Monitoring Lupus Nephritis Through Urinary Extracellular Vesicles

Introduction: Lupus nephritis (LN) is a severe manifestation of systemic lupus erythematosus (SLE) that can lead to irreversible kidney damage if not detected and managed promptly. LN is classified based on its histopathological features. The classification helps in determining the severity and appropriate treatment strategies for the condition and to rule out other conditions that may mimic the clinical picture of LN. The classification system most commonly used is the International Society of Nephrology/Renal Pathology Society (ISN/RPS) classification, which divides lupus nephritis into six classes: I) Minimal Change, II) Mesangial Proliferative LN, III) Focal Proliferative LN, IV) Diffus proliferative LN, V) Membranous LN, VI) Advanced Sclerosing LN. The classification requires invasive kidney biopsies, which are hardly accessible and associated with potential complications and patient discomfort. Furthermore the kidney biopsy only represent a small part of the kidney. Recent research has suggested urinary extracellular vesicles (uEVs) as potential non-invasive biomarkers for kidney diseases, including LN. uEVS are small nano-sized extracellular vesicles of endosomal origin, which are secreted into the urine through fusion of multivesicular bodies with the plasma membrane. Thus, they could represent a promising liquid biopsy that reflects the pattern and/or severity of renal injury.

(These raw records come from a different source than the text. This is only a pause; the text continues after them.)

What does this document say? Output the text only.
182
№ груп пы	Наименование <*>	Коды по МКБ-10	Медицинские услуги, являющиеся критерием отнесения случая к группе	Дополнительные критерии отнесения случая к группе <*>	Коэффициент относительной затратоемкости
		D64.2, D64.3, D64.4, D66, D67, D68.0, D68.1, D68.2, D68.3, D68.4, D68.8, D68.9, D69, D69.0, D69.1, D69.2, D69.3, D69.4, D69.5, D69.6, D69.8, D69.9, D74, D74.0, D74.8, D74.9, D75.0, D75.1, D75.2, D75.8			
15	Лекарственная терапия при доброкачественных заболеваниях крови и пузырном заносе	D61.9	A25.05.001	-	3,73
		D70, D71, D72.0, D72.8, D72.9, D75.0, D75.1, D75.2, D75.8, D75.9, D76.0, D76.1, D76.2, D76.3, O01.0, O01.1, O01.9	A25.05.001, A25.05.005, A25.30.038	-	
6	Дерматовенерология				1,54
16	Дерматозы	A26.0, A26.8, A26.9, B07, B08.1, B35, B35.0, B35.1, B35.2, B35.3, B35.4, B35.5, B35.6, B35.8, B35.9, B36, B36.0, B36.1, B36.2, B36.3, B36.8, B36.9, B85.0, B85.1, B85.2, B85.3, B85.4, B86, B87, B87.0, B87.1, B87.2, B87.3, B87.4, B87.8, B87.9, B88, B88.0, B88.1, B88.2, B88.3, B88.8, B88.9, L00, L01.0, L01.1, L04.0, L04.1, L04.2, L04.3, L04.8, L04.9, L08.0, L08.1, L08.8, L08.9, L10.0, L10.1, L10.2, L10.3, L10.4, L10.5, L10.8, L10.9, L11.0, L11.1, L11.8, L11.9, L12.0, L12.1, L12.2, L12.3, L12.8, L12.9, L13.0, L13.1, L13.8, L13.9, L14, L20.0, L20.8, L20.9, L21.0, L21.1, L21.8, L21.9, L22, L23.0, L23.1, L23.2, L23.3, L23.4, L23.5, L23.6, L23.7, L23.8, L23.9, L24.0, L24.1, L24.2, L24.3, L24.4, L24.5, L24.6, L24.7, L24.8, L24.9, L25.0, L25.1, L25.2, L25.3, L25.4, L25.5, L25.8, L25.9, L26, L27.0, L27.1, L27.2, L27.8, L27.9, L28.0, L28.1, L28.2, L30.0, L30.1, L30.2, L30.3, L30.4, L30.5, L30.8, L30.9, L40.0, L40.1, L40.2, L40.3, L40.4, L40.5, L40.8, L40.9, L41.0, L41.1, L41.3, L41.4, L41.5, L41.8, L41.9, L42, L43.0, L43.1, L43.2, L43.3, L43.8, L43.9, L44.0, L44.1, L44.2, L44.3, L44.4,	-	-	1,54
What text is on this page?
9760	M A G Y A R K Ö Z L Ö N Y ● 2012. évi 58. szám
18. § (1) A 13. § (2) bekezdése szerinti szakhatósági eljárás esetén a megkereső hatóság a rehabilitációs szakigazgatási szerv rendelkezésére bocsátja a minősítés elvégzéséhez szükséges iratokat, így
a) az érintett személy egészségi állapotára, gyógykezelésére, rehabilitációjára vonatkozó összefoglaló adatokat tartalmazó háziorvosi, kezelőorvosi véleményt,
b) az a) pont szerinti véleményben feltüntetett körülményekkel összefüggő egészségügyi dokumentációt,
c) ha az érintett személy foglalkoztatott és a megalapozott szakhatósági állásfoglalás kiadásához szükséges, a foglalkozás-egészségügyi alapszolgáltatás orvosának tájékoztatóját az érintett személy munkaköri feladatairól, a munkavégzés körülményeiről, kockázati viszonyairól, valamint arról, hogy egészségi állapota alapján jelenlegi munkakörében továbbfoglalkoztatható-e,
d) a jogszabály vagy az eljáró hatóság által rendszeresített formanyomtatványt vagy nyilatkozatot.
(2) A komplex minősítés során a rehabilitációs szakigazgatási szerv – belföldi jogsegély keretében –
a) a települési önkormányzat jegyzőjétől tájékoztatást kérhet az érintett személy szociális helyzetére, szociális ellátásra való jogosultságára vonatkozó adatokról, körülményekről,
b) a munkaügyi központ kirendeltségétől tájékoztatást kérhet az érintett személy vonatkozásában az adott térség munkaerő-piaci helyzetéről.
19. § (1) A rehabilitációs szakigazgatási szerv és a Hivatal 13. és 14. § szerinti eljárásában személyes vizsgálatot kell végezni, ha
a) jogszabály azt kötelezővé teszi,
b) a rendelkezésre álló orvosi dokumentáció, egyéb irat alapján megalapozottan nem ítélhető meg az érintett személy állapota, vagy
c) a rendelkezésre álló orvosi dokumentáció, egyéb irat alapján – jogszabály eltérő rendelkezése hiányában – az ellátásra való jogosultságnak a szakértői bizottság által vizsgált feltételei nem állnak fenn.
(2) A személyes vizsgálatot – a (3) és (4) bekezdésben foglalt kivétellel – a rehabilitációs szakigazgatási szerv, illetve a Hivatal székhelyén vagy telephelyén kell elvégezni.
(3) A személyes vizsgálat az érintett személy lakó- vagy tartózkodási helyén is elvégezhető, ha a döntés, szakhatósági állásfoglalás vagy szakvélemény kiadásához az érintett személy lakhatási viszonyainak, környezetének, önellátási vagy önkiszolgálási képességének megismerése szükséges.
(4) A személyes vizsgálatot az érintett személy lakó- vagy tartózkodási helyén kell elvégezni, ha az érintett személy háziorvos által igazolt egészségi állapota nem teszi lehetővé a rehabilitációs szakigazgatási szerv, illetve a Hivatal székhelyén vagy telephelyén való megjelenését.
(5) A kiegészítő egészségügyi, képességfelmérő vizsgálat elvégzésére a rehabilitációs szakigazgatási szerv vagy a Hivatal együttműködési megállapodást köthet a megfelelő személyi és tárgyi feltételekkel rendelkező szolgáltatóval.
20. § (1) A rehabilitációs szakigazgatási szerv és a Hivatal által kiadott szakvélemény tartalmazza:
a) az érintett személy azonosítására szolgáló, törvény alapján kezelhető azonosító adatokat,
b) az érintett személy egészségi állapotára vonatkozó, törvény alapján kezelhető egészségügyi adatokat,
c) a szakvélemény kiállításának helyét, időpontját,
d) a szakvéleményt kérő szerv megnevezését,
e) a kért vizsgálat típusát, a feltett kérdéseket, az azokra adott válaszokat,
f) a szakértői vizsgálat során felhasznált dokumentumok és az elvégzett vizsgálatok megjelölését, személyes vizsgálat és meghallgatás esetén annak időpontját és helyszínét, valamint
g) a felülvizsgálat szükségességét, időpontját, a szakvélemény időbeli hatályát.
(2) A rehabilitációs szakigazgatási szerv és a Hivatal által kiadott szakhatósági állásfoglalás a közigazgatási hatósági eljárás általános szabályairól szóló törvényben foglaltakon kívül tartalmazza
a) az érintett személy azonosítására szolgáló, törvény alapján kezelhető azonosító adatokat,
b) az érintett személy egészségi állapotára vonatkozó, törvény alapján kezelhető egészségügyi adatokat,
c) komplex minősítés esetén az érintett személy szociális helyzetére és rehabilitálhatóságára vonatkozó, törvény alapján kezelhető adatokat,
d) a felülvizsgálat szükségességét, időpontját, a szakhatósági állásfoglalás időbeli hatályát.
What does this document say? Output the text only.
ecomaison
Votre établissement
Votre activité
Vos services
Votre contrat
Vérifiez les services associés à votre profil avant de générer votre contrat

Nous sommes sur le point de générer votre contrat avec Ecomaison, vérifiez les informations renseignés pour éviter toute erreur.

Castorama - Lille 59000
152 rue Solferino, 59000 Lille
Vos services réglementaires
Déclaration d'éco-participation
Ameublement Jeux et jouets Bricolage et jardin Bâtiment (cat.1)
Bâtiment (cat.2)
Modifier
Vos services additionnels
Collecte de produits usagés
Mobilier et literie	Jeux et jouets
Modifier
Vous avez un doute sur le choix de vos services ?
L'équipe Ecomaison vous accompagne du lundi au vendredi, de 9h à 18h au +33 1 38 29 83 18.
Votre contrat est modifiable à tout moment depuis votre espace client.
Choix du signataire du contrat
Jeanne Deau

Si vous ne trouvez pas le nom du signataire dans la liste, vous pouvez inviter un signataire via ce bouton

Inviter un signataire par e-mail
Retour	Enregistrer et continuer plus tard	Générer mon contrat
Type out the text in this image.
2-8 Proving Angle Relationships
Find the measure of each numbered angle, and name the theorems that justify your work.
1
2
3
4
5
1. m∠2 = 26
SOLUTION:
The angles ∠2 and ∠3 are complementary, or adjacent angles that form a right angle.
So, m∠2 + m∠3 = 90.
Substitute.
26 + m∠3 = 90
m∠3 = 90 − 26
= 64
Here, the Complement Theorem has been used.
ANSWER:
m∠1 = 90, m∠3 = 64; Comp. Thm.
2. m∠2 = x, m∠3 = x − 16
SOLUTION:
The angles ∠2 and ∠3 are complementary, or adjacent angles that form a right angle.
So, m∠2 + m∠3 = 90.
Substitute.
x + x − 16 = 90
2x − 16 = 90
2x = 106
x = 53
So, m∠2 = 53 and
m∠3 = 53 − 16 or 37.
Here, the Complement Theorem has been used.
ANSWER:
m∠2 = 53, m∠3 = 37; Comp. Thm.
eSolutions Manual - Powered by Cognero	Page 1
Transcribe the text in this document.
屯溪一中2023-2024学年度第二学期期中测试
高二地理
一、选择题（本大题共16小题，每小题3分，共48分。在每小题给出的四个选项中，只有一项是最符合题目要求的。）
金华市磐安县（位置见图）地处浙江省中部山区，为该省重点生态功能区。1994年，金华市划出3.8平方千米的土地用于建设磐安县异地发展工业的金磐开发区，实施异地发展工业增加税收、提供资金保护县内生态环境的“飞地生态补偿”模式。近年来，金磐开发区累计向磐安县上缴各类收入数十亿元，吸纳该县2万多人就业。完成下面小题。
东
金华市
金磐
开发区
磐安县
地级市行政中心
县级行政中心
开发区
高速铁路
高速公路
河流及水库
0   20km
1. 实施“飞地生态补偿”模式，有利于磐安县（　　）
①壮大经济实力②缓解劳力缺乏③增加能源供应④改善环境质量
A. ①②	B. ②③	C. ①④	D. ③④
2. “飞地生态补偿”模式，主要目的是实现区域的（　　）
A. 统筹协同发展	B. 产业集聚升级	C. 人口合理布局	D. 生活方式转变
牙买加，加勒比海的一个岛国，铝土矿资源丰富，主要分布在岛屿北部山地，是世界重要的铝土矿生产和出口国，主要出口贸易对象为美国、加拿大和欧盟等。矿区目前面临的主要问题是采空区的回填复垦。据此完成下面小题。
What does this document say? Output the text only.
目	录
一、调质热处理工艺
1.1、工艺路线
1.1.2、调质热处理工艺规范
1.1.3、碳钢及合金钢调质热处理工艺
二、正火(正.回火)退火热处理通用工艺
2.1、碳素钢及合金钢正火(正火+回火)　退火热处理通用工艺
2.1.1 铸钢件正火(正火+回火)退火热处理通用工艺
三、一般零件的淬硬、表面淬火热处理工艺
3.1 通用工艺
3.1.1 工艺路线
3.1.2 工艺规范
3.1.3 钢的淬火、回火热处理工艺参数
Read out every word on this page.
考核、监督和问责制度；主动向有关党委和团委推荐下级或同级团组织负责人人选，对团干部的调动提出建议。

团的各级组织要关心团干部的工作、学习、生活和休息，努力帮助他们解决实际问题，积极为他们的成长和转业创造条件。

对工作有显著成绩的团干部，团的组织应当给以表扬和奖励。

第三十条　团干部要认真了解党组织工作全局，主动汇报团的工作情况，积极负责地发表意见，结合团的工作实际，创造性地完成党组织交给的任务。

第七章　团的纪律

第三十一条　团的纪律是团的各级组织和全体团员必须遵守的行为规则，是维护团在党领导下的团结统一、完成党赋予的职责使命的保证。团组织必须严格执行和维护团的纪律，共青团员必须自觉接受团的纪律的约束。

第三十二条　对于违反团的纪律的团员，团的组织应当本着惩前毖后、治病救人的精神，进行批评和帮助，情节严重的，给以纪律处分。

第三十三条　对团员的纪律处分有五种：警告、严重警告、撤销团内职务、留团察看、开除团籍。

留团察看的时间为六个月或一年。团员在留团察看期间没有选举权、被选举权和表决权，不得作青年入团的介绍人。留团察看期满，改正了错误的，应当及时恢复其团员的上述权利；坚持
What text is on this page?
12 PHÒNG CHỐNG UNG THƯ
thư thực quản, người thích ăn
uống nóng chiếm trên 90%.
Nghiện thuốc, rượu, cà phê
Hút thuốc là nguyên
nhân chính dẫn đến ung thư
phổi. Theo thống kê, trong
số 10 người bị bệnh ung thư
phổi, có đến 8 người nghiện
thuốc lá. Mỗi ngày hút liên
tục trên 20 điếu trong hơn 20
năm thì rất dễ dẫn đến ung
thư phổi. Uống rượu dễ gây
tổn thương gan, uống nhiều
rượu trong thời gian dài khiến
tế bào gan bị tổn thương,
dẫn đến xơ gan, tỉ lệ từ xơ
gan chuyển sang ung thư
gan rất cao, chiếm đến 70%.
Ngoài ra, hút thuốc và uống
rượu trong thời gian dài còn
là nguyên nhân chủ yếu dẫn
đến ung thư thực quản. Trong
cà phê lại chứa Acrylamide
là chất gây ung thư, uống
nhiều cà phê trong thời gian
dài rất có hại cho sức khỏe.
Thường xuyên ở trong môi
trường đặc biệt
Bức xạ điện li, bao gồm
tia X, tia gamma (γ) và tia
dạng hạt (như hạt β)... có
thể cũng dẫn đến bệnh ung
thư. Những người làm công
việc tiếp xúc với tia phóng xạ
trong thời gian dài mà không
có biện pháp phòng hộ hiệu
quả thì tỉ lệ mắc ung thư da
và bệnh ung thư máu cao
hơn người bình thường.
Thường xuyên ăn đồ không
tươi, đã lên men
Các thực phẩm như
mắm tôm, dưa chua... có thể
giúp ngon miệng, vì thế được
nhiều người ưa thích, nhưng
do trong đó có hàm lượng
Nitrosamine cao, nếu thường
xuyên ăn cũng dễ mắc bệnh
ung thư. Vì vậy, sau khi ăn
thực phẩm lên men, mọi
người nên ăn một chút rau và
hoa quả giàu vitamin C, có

Hypothesis: The primary objective of this prospective study is to investigate the utility of urinary exosomes as non-invasive biomarkers for monitoring the activity and progression of lupus nephritis.

Methods: SLE patients, fulfilling the 2019 EULAR/ACR classification criteria, referred to kidney biopsy, will be recruited from Department of Rheumatology and Department of Nephrology at Odense University Hospital. Detailed demographic and clinical data including age, sex, ethnicity, medicine, duration of SLE activity, SLE damage and laboratory results will be collected from each patient. Activity of SLE at the time of biopsy will be evaluated using SLE disease activity index 2000 (SLEDAI-2K). SLE damage will be evaluated in accordance with the SLICC damage index. Spot-urine samples will be collected, added protease-inhibitors and frozen at -80 degree. UEVs will be isolated using polyethylene glycol (PEG) precipitation, the concentration of uEV will be determined and protein accessed using western blotting and/or PCR. Glomerular specific uEVs will be isolated and previous developed tests will be applied to detect the membrane attack complex (MAC)/C5b-9 complex. uEVs from plasma/serum will be isolated to test for correlation with uEVs. Kidney biopsies will be histological analyzed at Department of Pathology by experienced nephropathologists according to existing clinical guidelines. Differences in uEV cargo between SLE patients with and without lupus nephritis will be analyzed using appropriate statistical tests. Correlations between uEV biomarkers, histological differences on the kidney biopsy and disease activity will be evaluated using Pearson's correlation analysis.

Perspective: This prospective study aims to establish urinary extracellular vesicles as potential non-invasive biomarkers for monitoring lupus nephritis in SLE patients. The findings from this research may lead to the development of more efficient and patient-friendly approaches for LN management, enabling timely interventions and improved renal outcomes in SLE patients.